Und daran scheitert es oft?
Für viele sind die komplexe Rechtslage und der bürokratische Aufwand eine Hemmschwelle, allerdings können sie sich hier von Experten helfen lassen. Einige schrecken auch vor dem mit der Energiewende verbundenen Investitionsaufwand zurück, aber auch dafür gibt es Lösungen.

Bevor wir darauf zu sprechen kommen: Wie können wir uns den Prozess einer strategischen Planung der Energiewende überhaupt vorstellen?
Zuerst wird der Ist-Zustand analysiert, danach werden Potentiale zur Energieeinsparung aufgedeckt. Schließlich ist es sinnvoller, Energie erst gar nicht produzieren – und bezahlen! – zu müssen, selbst wenn es grüne Energie ist. Kennt man die Einsparungspotentiale, weiß man auch, wie viel Energiebedarf noch verbleibt. Den gilt es dann, in einem dritten Schritt aus grünen und möglichst betriebseigenen Quellen zu decken.

Reden wir zuerst über das Einsparungspotential: Wo ist das in Unternehmen vor allem zu suchen?
Meist wird Energie durch überkommene Strukturen verschwendet. Das kann bei Lampen anfangen und über alte, überdimensionierte Anlagen bis hin zu schlecht geführten Maschinen führen. Kurz: Das ganze System ist zu überdenken.

Und wie sieht es mit dem Decken des restlichen Energiebedarfs aus? Sie haben vorhin von „betriebseigenen Quellen“ gesprochen.
Ich denke hier vor allem an die Photovoltaik, aber auch an Wärmepumpen und Bioenergie. Unternehmen können solche Anlagen selbst stemmen oder sie – wie ich bereits angesprochen habe – von einer ESCo, also einem Energie-Dienstleister, finanzieren lassen. In einem solchen Fall errichtet die ESCo die Anlage, im Gegenzug sichert sich das Unternehmen grüne Energie zu langfristig, also etwa 20 Jahre festgeschriebenen Kosten. Das schafft Planungssicherheit und Unabhängigkeit von extrem volatilen Märkten.

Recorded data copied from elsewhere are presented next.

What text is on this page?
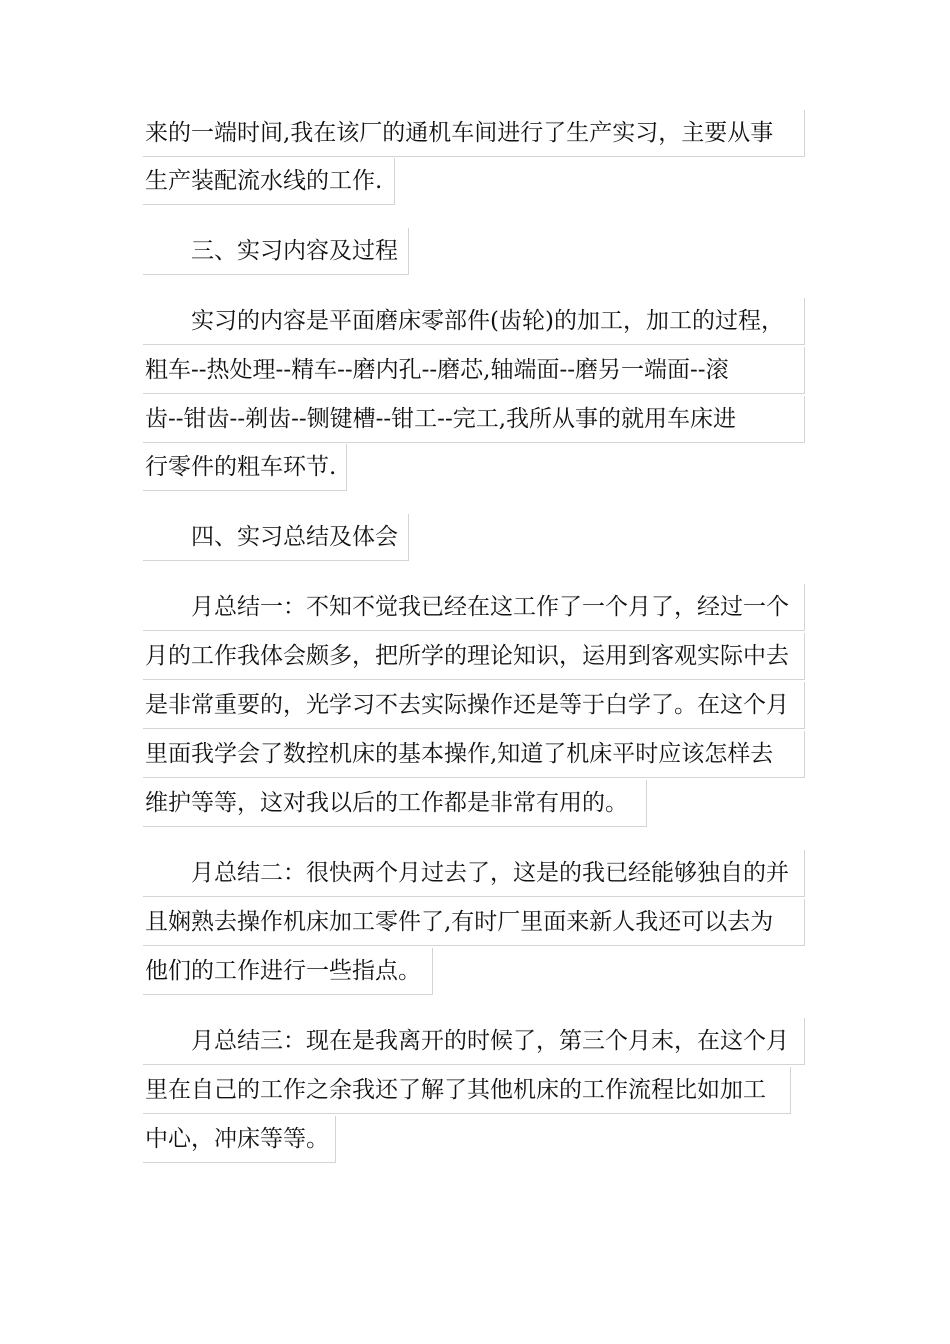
来的一端时间,我在该厂的通机车间进行了生产实习，主要从事
生产装配流水线的工作.
三、实习内容及过程
实习的内容是平面磨床零部件(齿轮)的加工，加工的过程，
粗车--热处理--精车--磨内孔--磨芯,轴端面--磨另一端面--滚
齿--钳齿--剃齿--铡键槽--钳工--完工,我所从事的就用车床进
行零件的粗车环节.
四、实习总结及体会
月总结一：不知不觉我已经在这工作了一个月了，经过一个
月的工作我体会颇多，把所学的理论知识，运用到客观实际中去
是非常重要的，光学习不去实际操作还是等于白学了。在这个月
里面我学会了数控机床的基本操作,知道了机床平时应该怎样去
维护等等，这对我以后的工作都是非常有用的。
月总结二：很快两个月过去了，这是的我已经能够独自的并
且娴熟去操作机床加工零件了,有时厂里面来新人我还可以去为
他们的工作进行一些指点。
月总结三：现在是我离开的时候了，第三个月末，在这个月
里在自己的工作之余我还了解了其他机床的工作流程比如加工
中心，冲床等等。
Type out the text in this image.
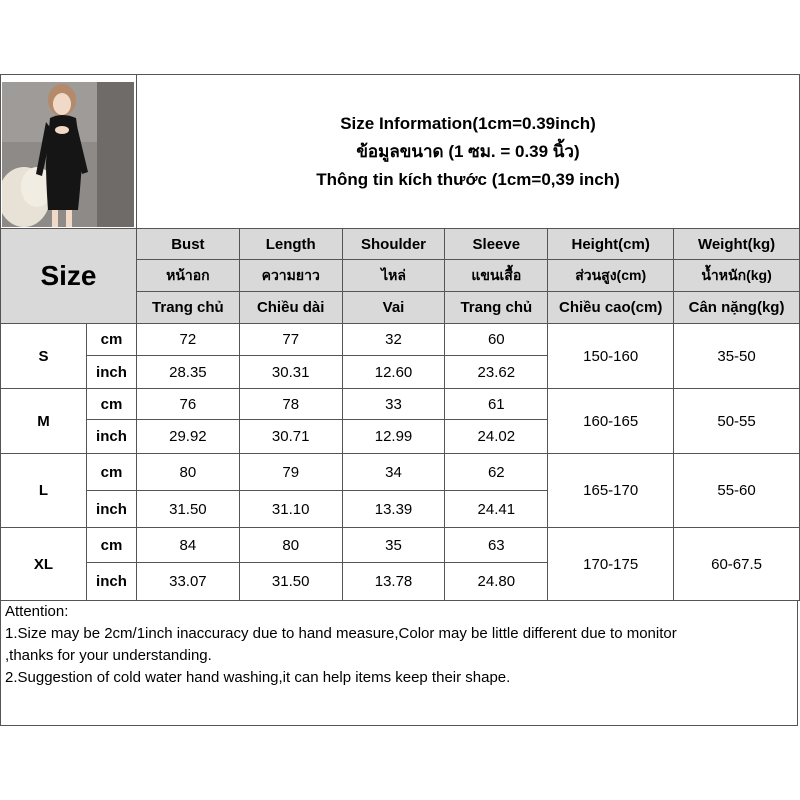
Size Information(1cm=0.39inch)
ข้อมูลขนาด (1 ซม. = 0.39 นิ้ว)
Thông tin kích thước (1cm=0,39 inch)					

Size		Bust	Length	Shoulder	Sleeve	Height(cm)	Weight(kg)
		หน้าอก	ความยาว	ไหล่	แขนเสื้อ	ส่วนสูง(cm)	น้ำหนัก(kg)
		Trang chủ	Chiều dài	Vai	Trang chủ	Chiều cao(cm)	Cân nặng(kg)
S	cm	72	77	32	60	150-160	35-50
	inch	28.35	30.31	12.60	23.62		
M	cm	76	78	33	61	160-165	50-55
	inch	29.92	30.71	12.99	24.02		
L	cm	80	79	34	62	165-170	55-60
	inch	31.50	31.10	13.39	24.41		
XL	cm	84	80	35	63	170-175	60-67.5
	inch	33.07	31.50	13.78	24.80		
Attention:
1.Size may be 2cm/1inch inaccuracy due to hand measure,Color may be little different due to monitor
,thanks for your understanding.
2.Suggestion of cold water hand washing,it can help items keep their shape.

Es sind also letztendlich auch und vor allem wirtschaftliche Vorteile?
Ich rede in diesem Zusammenhang immer von „rationaler Nachhaltigkeit“. Das heißt nichts anderes, als dass eine Strategie zur CO2-Neutralität nur dann sinnvoll ist, wenn sie neben den positiven Auswirkungen für Gesellschaft und Umwelt auch für die Unternehmen selbst greifbare Vorteile hat.

Info

Nikolaus Widmann, geboren 1992 in Bozen, hat in den Niederlanden Wirtschaft und Informatik studiert. In Berlin arbeitet er zunächst für die Kofler Energies AG, in der er nach und nach in lokale und internationale Schlüsselpositionen aufsteigt. Mittlerweile pendelt er zwischen Berlin, Wien und Bozen. In Berlin hat er 2018 das Personal- und Rekrutierungsunternehmen Elephant HR Gmbh ins Leben gerufen, in Bozen leitet er den ebenfalls selbst gegründeten Energiedienstleister inewa das Unternehmen bei der Energiewende unterstützt: mit Beratungs- und Strategiearbeit ebenso wie mit gezielten Investitionen. inewa gehört zur Elevion-Gruppe und bearbeitet vor allem den italienischen und österreichischen Markt.